CHARLOTTE, N.C. — Kurt Busch’s seventh speeding penalty of the season could have sunk his title hopes in the first Chase for the Sprint Cup championship race.
He clearly had a top-10 car when he headed to pit road early in Sunday’s race at Chicago, and that speeding penalty assessed on Lap 80 dropped him to 35th in the field.
It also made him pretty angry, since Busch was convinced he was not speeding.
“Chicago was a bogus thing in my mind,” Busch said.
“My tach was green all the way down pit road,” he added. “There’s times when it might flicker red and then you hold your breath to see if you’re going to get by the police, in a sense. Chicago was all green, never expected to be called in, and we were.”
It was still bugging him when the race stopped for rain 30 laps later and Busch grumbled about it as he drove his Furniture Row Racing Chevrolet down pit road. But he had a five-plus hour rain delay to get over it, and did, rallying to an astonishing fourth-place finish.
Busch heads into Sunday’s race at New Hampshire tied for fifth in the Chase standings, 23 points behind leader Matt Kenseth. The speeding penalties are a concern, and Busch conceded his team needs to be careful the remaining nine races.
“We’re setting our pit road tachometer too aggressively and too close to the margin, so we just have to be more conservative,” he said. “The thing that has to be clear internally with Furniture Row Racing is that the guy setting the tach isn’t going conservative on his own, and then I’m going doubly conservative to make sure we’re not too conservative once we’re out performing, because we have to perform in this Chase.
“We can’t lose spots on pit road with slow pit stops and we can’t lose spots on pit road driving too slow in a speed zone.”
Engine woes? Matt Kenseth goes into Round 2 of the Chase for the Sprint Cup championship with an eight point lead over Joe Gibbs Racing teammate Kyle Busch.
With five-time champion Jimmie Johnson lurking right behind them — he’s just 11 points out of the lead — neither can breathe easy.
Their own equipment may be cause for some sleepless nights. JGR teammate Denny Hamlin suffered an engine failure late in Sunday night’s race at Chicago, and Brian Vickers also had an issue, giving manufacturer Toyota two engine failures in the same race.

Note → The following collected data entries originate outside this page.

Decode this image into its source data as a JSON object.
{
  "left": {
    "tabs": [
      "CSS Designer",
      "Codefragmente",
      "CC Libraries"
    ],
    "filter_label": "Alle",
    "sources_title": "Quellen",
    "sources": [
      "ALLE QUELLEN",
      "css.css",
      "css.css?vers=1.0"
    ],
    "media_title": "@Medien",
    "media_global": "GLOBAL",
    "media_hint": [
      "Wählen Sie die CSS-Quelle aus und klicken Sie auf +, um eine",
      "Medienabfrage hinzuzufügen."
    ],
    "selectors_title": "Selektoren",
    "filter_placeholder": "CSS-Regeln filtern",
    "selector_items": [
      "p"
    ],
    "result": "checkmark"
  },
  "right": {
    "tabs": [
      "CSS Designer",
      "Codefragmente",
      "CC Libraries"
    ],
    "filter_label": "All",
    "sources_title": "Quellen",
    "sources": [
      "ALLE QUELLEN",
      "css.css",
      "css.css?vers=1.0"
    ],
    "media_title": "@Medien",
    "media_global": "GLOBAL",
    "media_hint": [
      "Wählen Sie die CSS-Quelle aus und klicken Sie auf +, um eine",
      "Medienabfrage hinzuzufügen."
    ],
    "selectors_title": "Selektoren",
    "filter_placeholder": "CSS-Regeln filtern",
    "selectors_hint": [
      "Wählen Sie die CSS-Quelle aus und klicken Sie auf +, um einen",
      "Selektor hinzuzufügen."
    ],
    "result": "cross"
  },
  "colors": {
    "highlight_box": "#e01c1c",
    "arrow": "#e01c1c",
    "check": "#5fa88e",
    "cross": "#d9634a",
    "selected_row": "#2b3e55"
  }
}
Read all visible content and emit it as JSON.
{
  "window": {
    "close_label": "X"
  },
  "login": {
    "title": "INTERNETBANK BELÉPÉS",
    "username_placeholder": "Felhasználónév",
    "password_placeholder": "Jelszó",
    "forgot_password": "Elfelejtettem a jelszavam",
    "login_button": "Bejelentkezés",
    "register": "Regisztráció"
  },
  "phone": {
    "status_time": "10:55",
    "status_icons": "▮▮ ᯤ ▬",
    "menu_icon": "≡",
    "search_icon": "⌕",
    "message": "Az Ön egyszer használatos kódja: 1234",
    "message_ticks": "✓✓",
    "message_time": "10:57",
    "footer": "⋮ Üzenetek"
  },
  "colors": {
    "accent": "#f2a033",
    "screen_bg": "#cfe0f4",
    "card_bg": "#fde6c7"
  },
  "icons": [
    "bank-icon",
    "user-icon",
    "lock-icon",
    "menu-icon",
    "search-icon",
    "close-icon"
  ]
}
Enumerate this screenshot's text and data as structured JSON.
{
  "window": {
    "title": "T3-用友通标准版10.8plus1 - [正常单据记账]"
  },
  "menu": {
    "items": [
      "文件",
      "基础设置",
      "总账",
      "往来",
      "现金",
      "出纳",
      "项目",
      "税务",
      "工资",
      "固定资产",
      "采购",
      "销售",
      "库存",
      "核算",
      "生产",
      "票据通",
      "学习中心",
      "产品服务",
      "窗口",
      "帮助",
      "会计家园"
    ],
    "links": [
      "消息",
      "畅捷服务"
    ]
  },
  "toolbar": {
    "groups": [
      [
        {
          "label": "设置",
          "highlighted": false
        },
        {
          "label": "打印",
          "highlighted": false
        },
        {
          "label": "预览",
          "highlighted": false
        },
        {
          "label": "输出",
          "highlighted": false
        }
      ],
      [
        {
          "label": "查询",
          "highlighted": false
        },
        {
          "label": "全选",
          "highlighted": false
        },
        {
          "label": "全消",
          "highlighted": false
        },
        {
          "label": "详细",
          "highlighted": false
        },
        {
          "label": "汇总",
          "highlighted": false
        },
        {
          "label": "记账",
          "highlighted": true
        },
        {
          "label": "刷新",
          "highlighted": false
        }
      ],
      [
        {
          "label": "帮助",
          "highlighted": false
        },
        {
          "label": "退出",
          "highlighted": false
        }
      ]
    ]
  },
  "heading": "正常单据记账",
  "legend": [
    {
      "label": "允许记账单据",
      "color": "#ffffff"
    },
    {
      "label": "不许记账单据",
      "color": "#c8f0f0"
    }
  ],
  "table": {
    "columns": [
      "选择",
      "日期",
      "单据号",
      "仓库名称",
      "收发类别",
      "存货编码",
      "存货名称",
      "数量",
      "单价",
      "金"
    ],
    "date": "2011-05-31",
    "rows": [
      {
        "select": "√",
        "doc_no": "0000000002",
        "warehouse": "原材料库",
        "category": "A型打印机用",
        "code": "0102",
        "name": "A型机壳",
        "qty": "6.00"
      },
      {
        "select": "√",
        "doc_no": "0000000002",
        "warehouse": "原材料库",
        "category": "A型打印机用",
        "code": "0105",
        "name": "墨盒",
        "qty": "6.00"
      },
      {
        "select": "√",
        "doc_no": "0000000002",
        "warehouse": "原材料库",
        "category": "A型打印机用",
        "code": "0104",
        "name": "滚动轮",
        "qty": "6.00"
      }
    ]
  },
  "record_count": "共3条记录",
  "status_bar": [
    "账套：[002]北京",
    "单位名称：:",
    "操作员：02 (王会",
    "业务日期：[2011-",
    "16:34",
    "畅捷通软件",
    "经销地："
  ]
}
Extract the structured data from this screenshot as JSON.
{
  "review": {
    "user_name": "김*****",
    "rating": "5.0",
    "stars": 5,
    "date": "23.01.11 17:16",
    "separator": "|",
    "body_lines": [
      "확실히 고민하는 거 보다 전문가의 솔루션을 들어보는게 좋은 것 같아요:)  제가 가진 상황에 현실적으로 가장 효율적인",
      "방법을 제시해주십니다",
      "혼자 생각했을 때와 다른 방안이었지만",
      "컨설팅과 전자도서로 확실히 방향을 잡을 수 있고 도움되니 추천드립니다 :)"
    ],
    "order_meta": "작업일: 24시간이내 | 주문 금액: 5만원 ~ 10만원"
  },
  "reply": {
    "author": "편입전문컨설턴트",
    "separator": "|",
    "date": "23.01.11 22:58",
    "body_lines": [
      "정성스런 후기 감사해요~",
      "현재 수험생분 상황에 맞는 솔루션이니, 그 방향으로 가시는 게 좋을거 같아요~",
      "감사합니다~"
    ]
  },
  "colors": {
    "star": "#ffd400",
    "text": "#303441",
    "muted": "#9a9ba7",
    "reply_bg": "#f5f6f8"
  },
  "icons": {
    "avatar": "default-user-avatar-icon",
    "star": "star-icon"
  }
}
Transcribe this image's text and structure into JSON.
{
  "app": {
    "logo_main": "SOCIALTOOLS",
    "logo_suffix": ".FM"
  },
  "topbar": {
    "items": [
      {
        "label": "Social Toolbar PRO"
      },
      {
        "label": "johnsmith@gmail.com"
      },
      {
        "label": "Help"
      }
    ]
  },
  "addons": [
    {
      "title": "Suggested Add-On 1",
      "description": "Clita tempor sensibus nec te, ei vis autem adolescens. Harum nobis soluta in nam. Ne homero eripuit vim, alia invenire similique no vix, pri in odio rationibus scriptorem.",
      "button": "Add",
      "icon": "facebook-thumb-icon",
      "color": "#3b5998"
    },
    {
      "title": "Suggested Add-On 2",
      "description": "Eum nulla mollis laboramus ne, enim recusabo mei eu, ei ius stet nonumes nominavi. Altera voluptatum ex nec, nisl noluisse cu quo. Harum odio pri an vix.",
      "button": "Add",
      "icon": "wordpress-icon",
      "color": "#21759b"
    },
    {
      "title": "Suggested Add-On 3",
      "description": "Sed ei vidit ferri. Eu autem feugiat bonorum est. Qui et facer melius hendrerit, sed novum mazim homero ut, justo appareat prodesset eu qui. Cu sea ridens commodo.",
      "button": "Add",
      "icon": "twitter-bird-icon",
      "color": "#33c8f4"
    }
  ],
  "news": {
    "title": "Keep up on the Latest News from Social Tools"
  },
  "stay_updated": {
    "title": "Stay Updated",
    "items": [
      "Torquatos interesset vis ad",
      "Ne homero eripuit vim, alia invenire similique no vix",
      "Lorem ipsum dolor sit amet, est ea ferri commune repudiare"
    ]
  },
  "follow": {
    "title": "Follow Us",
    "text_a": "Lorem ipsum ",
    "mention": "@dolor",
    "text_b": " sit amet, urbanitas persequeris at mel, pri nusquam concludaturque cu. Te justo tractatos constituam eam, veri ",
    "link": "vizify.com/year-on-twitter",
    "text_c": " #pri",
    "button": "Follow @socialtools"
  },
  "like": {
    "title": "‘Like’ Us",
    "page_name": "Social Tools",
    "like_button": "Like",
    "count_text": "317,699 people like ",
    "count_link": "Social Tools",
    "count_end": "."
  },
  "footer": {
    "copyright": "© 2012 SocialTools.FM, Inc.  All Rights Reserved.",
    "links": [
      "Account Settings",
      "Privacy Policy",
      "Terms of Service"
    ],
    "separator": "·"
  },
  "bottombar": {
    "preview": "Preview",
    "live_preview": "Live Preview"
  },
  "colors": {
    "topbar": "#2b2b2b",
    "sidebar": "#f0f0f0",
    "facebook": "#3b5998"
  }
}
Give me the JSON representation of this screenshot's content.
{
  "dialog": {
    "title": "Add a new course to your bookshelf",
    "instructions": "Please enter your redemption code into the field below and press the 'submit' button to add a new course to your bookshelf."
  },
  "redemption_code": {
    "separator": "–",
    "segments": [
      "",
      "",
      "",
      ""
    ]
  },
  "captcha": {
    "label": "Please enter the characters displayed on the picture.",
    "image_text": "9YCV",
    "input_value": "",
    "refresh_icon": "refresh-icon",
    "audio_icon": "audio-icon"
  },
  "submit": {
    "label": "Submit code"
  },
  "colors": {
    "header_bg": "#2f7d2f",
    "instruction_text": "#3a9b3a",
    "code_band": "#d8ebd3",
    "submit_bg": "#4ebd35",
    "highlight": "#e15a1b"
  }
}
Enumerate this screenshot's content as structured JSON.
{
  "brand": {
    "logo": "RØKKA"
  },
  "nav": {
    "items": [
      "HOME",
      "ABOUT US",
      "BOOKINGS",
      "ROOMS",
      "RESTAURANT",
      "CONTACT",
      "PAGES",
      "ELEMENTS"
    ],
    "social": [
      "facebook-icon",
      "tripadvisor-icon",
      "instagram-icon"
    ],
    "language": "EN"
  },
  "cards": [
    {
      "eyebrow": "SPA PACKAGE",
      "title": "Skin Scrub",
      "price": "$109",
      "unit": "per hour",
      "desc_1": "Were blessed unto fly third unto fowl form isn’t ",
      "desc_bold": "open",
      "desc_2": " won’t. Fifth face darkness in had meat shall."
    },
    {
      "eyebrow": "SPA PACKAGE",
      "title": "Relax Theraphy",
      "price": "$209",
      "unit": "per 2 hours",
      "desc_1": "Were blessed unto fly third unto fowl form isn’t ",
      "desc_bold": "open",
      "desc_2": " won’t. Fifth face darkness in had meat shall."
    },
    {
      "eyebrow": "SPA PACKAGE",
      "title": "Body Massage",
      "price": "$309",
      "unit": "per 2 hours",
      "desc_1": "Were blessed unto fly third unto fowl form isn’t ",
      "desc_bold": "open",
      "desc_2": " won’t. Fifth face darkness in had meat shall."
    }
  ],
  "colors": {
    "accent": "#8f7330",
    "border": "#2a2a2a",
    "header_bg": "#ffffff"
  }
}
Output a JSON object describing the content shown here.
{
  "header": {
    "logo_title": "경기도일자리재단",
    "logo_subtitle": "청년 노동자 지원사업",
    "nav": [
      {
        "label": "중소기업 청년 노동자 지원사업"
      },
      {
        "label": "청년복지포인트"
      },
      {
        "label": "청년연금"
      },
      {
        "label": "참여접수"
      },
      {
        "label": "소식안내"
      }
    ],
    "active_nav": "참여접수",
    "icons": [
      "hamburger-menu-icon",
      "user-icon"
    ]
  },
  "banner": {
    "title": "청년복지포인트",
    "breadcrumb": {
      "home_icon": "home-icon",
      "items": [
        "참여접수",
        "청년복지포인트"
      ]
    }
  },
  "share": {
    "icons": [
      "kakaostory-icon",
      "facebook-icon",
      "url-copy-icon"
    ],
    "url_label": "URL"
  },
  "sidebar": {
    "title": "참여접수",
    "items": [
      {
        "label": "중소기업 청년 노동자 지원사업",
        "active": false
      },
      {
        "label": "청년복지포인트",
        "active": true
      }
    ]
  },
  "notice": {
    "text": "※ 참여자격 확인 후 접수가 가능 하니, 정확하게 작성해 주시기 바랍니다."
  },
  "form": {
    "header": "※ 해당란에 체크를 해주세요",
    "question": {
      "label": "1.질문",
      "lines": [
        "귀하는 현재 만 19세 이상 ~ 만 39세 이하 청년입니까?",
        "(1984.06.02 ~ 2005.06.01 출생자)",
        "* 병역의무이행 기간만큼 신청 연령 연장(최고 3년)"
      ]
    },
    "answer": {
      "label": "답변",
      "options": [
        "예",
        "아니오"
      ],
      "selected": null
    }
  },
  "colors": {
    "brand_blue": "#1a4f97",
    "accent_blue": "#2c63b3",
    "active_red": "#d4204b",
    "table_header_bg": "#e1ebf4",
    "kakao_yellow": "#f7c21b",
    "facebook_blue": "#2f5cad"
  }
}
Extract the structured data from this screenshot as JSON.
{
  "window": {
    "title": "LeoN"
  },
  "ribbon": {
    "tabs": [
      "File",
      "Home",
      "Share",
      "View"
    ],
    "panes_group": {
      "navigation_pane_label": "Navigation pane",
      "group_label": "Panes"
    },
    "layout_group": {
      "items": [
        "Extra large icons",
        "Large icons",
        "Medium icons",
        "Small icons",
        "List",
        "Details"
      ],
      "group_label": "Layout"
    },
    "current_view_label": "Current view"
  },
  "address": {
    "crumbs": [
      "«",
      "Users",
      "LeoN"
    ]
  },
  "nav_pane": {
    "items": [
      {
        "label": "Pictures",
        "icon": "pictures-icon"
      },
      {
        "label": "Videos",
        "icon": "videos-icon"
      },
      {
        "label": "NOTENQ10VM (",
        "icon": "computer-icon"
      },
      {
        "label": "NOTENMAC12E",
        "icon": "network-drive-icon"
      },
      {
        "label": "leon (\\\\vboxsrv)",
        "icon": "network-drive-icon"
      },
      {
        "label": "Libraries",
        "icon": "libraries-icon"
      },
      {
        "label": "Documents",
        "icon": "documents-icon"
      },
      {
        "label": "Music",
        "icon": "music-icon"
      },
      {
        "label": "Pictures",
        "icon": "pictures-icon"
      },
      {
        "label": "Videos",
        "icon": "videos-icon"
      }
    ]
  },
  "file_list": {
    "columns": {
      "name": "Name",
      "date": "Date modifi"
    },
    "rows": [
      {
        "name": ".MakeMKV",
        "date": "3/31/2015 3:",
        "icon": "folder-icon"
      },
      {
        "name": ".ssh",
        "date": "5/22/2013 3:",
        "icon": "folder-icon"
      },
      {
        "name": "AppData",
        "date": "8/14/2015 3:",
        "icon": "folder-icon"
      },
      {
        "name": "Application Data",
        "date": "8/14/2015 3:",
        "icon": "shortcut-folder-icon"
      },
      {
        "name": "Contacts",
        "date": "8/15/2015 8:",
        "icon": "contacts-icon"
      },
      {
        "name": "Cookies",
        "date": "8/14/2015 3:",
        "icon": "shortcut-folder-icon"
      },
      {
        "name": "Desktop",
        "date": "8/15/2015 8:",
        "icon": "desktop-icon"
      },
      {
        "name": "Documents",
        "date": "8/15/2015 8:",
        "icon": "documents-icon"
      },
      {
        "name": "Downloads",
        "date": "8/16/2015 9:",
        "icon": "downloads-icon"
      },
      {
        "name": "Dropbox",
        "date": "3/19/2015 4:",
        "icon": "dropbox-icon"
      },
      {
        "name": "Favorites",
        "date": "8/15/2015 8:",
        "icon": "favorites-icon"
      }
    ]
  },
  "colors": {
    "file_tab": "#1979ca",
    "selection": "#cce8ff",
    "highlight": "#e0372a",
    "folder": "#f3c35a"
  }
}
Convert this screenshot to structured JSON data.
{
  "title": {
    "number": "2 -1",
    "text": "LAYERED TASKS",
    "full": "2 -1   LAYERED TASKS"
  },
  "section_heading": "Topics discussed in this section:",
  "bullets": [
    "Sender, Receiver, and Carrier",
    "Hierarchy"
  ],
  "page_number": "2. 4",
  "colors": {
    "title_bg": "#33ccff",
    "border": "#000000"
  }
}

“It’s always a concern breaking any kind of parts, having any kind of failure, anything that’s going to take you out of a good finish when you’re trying to race for a championship and stay in contention,” said Kenseth, who will make his 500th career Sprint Cup start on Sunday. “There’s not a lot we can do about it. You try to get all the information you can, try to control all the things you can, try to be easy on any parts or pieces that could possibly break.
“Certainly engines are one of the most critical pieces, and they take a lot of abuse. I guess you maybe always worry about that a little bit.”